La nuit… les rideaux de velours violet m’enveloppent de leur somptueux catafalque. La lampe, mise en veilleuse par Francine, donne une lumière qu’on s’attend à voir mourir d’une minute à l’autre. Tout est sombre. Sirloup dort, au pied du portrait, le nez entre les pattes. Il ne songe plus à la chatte des concierges rôdant autour des nids. Je fume. Le mince filet de fumée, comme un encens, monte vers la femme aux bras tordus en arrière et qui rit, qui rit follement de me revoir prostré devant le disque éclatant de son ventre. Où irais-je encore pour la fuir ? À quels excès me faudra-t-il encore me condamner ? Il serait peut-être plus simple de chercher à la rejoindre. Existe-t-elle encore ? Boreuil a raison. Je l’ai peut-être inventée et si je la rencontrais, la reconnaîtrais-je ? N’ai-je pas dépassé, maintenant, la limite du possible amour ? La nature et l’amour ont horreur du vide ! Avec les vagues données que je possède sur sa situation sociale, que puis-je espérer ? Durant trois ans, je l’ai retrouvée, l’hiver, dans un appartement très quelconque, loué tout meublé. Elle revenait là pour des raisons de famille, vivant séparée de son mari, un M. Vallier, propriétaire d’un haras en province, un homme fantôme qu’on ne risquait rencontrer nulle part. Mme Pauline Vallier sortait peu, ne fréquentait guère que les théâtres, cherchant à se distraire d’une neurasthénie commençante. Nous nous rencontrâmes dans un de ces endroits publics, puis ce fut le coup de foudre, de part et d’autre, la passion… et je n’ai pas su la garder, parce que je ne la sentais pas à moi entièrement. Il aurait fallu s’expliquer ou abdiquer mon indépendance, mon orgueil d’artiste, en un mot ma liberté à laquelle je tiens énormément… et qui, aujourd’hui, ne me sert à rien ! Je n’ai pas l’habitude de m’intéresser aux femmes en dehors de l’amour… est-ce que par hasard j’ai eu tort pour celle-là ?
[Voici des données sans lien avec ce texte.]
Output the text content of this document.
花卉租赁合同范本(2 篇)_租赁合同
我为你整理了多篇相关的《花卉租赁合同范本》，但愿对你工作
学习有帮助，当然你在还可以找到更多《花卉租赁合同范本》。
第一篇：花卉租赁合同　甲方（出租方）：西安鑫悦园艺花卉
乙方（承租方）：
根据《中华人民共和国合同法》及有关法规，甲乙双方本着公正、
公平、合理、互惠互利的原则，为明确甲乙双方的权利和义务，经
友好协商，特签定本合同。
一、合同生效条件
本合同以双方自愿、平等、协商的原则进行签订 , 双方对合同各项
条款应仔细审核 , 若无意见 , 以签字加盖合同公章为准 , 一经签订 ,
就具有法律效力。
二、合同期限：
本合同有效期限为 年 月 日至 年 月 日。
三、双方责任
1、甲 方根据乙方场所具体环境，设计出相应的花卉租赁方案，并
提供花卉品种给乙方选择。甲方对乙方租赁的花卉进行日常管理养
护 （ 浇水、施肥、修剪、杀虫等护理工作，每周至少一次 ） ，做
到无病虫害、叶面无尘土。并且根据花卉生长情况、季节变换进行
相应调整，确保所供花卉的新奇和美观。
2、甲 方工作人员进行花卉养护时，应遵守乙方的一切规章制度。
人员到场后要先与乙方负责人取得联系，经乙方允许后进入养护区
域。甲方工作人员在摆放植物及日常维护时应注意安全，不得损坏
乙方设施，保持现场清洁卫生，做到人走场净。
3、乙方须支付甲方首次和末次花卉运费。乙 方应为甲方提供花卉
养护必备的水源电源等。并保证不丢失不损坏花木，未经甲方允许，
J’étouffe sous ces plis lourds qui portent en eux tous mes soupirs, toutes mes anxiétés, les mille et une tortures d’un abandon que je m’imagine injustifié ! Non, je ne céderai pas plus à la tentation de chercher à rejoindre Mme Pauline Vallier que je ne consentirais à me mettre en suiveur, aux trousses de ma petite amie Bouchette. Je sais que Bouchette reviendra parce qu’elle m’aimera. Mme Pauline Vallier ne reviendra pas parce qu’elle ne m’aime plus.

Le vent tourne autour de ma cage de verre, on est en mars et il souffle furieusement pour chasser le vieil hiver qui s’obstine en des pluies glaciales. Sirloup dresse l’oreille, de temps en temps, au gémissement mystérieux du grand ancêtre qui va encore plus vite que lui, rase la terre, joue avec les brindilles ou s’élance à la tête des arbres pour les faire plier. Je regarde le platane décapité. Il a, sur la gauche, une petite boursouflure, comme un furoncle. Encore une de ces végétations malsaines qu’il va nous exhiber, lichen, ou champignon ! Il luit, dans l’ombre mauve, tel un corps exhumé, le corps d’un vampire dont on ne sait si l’existence végétative n’est pas un danger secret.

— Sirloup, allons dormir, mon chien. Le sommeil est la seule chose bienfaisante parce qu’il ressemble à la mort, tout en nous permettant d’assister à notre résurrection.